Silver rate today: Silver ETFs extended losses for the third straight session as the historic slide in precious metals intensified across domestic and global markets. The sharp correction in bullion prices has spilled over into exchange-traded funds, eroding gains that had built up over an extraordinary rally in the past year.
Among the hardest hit were Kotak Silver ETF and ICICI Prudential Silver ETF, both tumbling 20%. SBI Silver ETF and Axis Silver ETF also declined 20%. HDFC Silver ETF fell 19.5%, while Nippon India Silver ETF dropped 19%. Over the last three trading sessions of extreme volatility, all silver ETFs have lost more than 40%.
MCX Silver rate today crashed 15% on Monday, February 2, following a steep correction over the previous two sessions. The white metal has now fallen more than 46% or ₹1.94 lakh from its record high of ₹4,20,000, hit on Thursday (January 30) on firm dollar and as higher CME margins take effect from today. MCX silver price tanked 15% lower circuit of ₹2,25,805 per kg.
Silver ETFs, which had earlier benefited from a massive surge in precious metal prices, have witnessed sharp profit-booking. The correction has been exacerbated by a stronger dollar after U.S. President Donald Trump named former Federal Reserve Governor Kevin Warsh — considered hawkish on rates — as his choice to head the U.S. central bank.
Further pressure came after CME Group announced higher margin requirements on metal futures over the weekend, with the revised norms set to take effect after market close on Monday. COMEX gold futures margins were raised from 6% to 8%, while margins for COMEX 5,000-ounce silver futures were increased from 11% to 15%. Such moves typically force traders to cut positions, adding to volatility and downside pressure.
The sharp fall in silver ETFs mirrors the steep correction seen in international bullion markets on January 30, which has now fully reflected in domestic ETF prices. After an extraordinary rally over the past year, the recent slide indicates that prices had run far ahead of near-term fundamentals, triggering aggressive profit-booking once global cues turned adverse.

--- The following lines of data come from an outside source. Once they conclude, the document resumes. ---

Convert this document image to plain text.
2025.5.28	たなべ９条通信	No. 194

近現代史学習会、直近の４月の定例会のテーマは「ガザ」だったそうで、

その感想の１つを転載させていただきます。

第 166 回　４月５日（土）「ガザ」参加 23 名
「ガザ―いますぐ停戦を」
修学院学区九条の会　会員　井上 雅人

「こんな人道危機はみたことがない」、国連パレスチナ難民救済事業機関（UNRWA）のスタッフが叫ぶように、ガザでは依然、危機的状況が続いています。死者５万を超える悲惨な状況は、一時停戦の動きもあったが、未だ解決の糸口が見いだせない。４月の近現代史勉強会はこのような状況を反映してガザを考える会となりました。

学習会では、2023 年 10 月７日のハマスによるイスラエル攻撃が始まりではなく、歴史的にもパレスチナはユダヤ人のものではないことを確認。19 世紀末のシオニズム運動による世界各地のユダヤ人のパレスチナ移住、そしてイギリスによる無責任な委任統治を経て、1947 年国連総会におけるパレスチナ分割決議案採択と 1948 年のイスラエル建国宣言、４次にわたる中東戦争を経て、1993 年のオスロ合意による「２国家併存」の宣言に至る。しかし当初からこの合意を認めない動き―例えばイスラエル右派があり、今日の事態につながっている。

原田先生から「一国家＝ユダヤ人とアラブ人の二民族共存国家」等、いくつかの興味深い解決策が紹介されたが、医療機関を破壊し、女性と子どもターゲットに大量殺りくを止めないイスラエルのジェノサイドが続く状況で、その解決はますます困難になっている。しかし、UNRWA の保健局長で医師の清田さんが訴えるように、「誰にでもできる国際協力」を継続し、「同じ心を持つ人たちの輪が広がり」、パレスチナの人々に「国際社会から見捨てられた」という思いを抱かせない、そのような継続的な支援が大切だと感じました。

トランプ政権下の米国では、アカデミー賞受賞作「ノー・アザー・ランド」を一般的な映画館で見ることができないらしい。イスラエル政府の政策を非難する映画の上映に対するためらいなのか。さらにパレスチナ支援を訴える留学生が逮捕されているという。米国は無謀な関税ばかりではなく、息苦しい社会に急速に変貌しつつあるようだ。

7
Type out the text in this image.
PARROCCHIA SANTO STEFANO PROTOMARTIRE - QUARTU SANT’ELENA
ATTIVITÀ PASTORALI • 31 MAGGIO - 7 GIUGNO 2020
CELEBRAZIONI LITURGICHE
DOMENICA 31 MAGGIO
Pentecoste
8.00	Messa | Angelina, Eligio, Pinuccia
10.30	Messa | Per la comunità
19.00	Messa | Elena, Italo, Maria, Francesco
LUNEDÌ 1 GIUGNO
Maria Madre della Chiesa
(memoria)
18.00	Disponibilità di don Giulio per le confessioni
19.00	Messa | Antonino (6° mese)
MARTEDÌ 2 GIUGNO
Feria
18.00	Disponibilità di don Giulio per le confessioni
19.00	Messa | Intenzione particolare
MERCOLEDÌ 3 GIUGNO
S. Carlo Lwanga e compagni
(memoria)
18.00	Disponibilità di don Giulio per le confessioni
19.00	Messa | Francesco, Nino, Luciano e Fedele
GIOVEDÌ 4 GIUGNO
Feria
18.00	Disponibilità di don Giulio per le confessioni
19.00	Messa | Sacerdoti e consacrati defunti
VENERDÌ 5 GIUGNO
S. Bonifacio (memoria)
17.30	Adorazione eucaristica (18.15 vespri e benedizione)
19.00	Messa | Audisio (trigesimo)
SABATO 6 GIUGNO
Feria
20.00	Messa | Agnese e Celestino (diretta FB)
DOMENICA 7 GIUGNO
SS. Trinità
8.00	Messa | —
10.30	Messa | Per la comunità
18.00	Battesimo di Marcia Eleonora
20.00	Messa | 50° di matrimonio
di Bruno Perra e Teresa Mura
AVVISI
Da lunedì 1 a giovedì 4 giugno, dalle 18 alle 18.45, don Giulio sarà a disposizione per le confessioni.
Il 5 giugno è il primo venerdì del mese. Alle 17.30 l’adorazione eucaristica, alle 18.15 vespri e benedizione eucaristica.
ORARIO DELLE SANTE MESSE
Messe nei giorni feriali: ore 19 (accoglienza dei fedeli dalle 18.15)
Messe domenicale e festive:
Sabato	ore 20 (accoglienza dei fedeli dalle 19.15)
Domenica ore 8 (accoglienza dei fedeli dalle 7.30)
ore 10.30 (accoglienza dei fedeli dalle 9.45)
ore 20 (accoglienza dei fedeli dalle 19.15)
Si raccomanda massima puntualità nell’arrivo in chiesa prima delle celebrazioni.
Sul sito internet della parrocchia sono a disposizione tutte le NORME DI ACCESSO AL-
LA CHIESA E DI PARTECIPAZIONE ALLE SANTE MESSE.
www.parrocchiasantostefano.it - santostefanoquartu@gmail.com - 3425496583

Zerodha founder and Chief Executive Officer Nithin Kamath in a post on X described the crash as a rare market event where risk management can fail, noting that in his 16 years in the markets he had seen a similar dislocation only once before — when crude oil prices turned negative during the Covid-19 pandemic.
Moreover, Sriram B K R, Senior Investment Strategist at Geojit Financial Services, noted that the weakness in gold and silver ETFs is largely a spillover from the sharp correction in global bullion prices on January 30, as reflected in LBMA benchmarks. He pointed out that despite the correction, price levels remain high and can sustain only if backed by fresh and lasting fundamental triggers, even as current signals remain mixed.
Sriram further said that ongoing global tensions and uncertainty may continue to provide underlying support to gold. “Both asset classes appear due for a price consolidation, though timing such a move is extremely difficult. We continue to advise investors not to chase rallies and instead remain disciplined with asset allocation. Investors should exercise caution at these levels.”
Meanwhile, offering a practical lens for investors navigating this volatility, Siddharth Srivastava added:
“In selecting Silver ETFs, primary importance should be given to liquidity on the exchange and a lower expense ratio. Additional filters may include tracking error and efficiency of ETF in tracking the underlying on exchange,” said Siddharth Srivastava, Head - ETF Product & Fund Manager, Mirae Asset Investment Managers (India).
Disclaimer: The views and recommendations made above are those of individual analysts or broking companies, and not of Mint. We advise investors to check with certified experts before making any investment decisions.